Sabemos que um arrumador de carros é modernamente, na realidade, um técnico de parqueamento automóvel; um agente técnico de engenharia foi há muito promovido a engenheiro técnico, e logo depois a engenheiro tout court, enquanto as especialidades se multiplicaram a tal ponto que o cidadão prevenido não ficaria excessivamente surpreendido se uma qualquer universidade lançasse os cursos de Engenharia Em Candeeiros Articulados, de Direito de Família no ramo Casamentos com Potencial para Acabar Mal, ou de História dos Carros de Combate dos Hititas; o grau de licenciatura, para cuja obtenção eram necessários normalmente cinco anos, contenta-se agora com três; e a antiga licenciatura transmutou-se em mestrado.
O doutoramento, por sua vez, corre graves riscos de vir a ser outorgado em concurso, em alternativa ao automóvel de marca Audi com que as autoridades aliciam os cidadãos para servirem de fiscais da Fazenda.
Fica toda a gente contente: as universidades vendem o diplomazinho; os moços, armados do papel, vão para o call-center, a caixa do supermercado, a emigração e a manifestação, frustrados e cheios de auto-compaixão, mas com grande amor-próprio; os pais, que esportularam as propinas, estadias, borracheiras nas praxes e queimas das fitas, rebentam de orgulho; os liberais confiam que o mercado, no meio de tanto licenciado, fará escolhas inteligentes; a esquerda em geral louva a democratização do “conhecimento”, que mede pela quantidade de graus que as escolas, e os professores, são induzidos a atribuir; e o Estado lava as mãos.
Para um país cuja doutorice foi tão justamente verberada, pode dizer-se que se deram passos de gigante: um destes dias, com a vulgarização do trato, importada da América, o título de deferência passará a ser "Senhor" ou "minha Senhora".
Seja.
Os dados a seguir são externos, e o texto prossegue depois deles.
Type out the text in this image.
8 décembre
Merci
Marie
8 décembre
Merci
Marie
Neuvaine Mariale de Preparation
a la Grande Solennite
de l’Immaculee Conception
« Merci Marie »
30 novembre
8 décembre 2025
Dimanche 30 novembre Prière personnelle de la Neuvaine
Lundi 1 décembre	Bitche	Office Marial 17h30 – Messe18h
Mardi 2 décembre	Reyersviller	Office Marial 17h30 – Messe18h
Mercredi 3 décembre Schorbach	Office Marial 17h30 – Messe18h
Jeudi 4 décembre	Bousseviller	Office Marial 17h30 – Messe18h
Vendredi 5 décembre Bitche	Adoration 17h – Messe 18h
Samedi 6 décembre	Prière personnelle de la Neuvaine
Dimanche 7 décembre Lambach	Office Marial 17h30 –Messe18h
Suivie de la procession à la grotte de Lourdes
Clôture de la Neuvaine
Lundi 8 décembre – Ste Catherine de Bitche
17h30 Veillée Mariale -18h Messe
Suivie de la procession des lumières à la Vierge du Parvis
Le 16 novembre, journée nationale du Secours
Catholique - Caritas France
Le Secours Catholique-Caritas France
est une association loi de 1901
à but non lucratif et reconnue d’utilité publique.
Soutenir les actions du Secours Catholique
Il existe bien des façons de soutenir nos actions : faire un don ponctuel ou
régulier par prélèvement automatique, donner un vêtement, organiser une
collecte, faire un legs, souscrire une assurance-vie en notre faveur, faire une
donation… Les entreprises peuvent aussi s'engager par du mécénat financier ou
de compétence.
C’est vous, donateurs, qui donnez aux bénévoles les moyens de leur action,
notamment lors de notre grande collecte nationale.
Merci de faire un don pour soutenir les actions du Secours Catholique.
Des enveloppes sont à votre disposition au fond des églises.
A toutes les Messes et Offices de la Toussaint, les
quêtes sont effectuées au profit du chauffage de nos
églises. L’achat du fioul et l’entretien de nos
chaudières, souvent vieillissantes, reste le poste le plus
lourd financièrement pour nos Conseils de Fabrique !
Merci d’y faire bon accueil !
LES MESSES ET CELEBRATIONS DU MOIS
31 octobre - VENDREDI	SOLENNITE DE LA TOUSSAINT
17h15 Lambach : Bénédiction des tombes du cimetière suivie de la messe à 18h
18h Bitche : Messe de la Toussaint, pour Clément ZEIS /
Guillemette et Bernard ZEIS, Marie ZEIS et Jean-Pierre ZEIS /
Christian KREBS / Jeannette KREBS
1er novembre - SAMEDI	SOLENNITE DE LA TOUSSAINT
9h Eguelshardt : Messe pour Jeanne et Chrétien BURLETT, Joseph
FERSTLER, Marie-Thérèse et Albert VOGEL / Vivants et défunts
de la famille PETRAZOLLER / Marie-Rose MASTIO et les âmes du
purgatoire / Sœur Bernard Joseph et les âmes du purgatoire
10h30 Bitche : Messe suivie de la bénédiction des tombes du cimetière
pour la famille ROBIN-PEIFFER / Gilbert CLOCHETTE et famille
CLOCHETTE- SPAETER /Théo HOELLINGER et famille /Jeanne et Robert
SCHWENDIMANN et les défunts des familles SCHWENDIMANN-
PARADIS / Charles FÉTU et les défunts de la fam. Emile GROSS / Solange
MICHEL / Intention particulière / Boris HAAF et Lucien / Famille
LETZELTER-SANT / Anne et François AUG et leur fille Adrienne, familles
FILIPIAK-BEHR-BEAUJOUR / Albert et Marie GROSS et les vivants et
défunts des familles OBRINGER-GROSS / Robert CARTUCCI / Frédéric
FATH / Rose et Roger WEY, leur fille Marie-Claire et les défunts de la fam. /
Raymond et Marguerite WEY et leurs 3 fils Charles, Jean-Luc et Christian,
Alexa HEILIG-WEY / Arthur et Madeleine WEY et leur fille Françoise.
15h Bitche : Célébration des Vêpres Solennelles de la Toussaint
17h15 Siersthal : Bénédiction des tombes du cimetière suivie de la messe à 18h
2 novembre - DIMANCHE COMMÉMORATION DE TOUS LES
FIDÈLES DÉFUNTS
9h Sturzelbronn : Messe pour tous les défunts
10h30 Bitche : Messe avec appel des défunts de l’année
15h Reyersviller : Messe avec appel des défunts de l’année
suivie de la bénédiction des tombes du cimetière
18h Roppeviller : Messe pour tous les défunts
Mas em relação a profissões liberais clássicas, gente prudente e reaccionária, como eu, conta com as Ordens. Eu sei: são emanações corporativas e os obstáculos que colocam à entrada no exercício da profissão, em nome da qualidade da formação, destinam-se a proteger os que estão. E de deontologia não falemos, que quem circula nos associativismos de todo o tipo distingue-se com frequência pela especialidade nas artes da moscambilha e do tráfico de influências. Mas se o Estado não garante nada; se o mercado funciona mal, porque nem sempre é possível conhecer o historial do licenciado que temos diante de nós: vamo-nos agarrar a quem, para ver o selo de garantia?
E quanto a profissões que foram promovidas a liberais à boleia de licenciaturas, que originaram Ordens, como a de enfermeiro?
Eu julgava que um enfermeiro enfermeirava e, em casos mais complicados, seguia as ordens do médico. Se tem Ordem, segue ordens como? A Ordem não tardará, se o não fez ainda, em pôr-se em bicos de pés e reivindicar autonomia para o enfermeiro: ai o médico quer que lhe ponha sinapismos? Ele não sabe nada, vou-lhe mas é lancetar esta merda.
E não é que vamos ter enfermeiros de família?
Estou por tudo. E como a Justiça evidentemente não funciona, é urgente a criação da Ordem dos Oficiais de Diligências - se é que ainda não existe.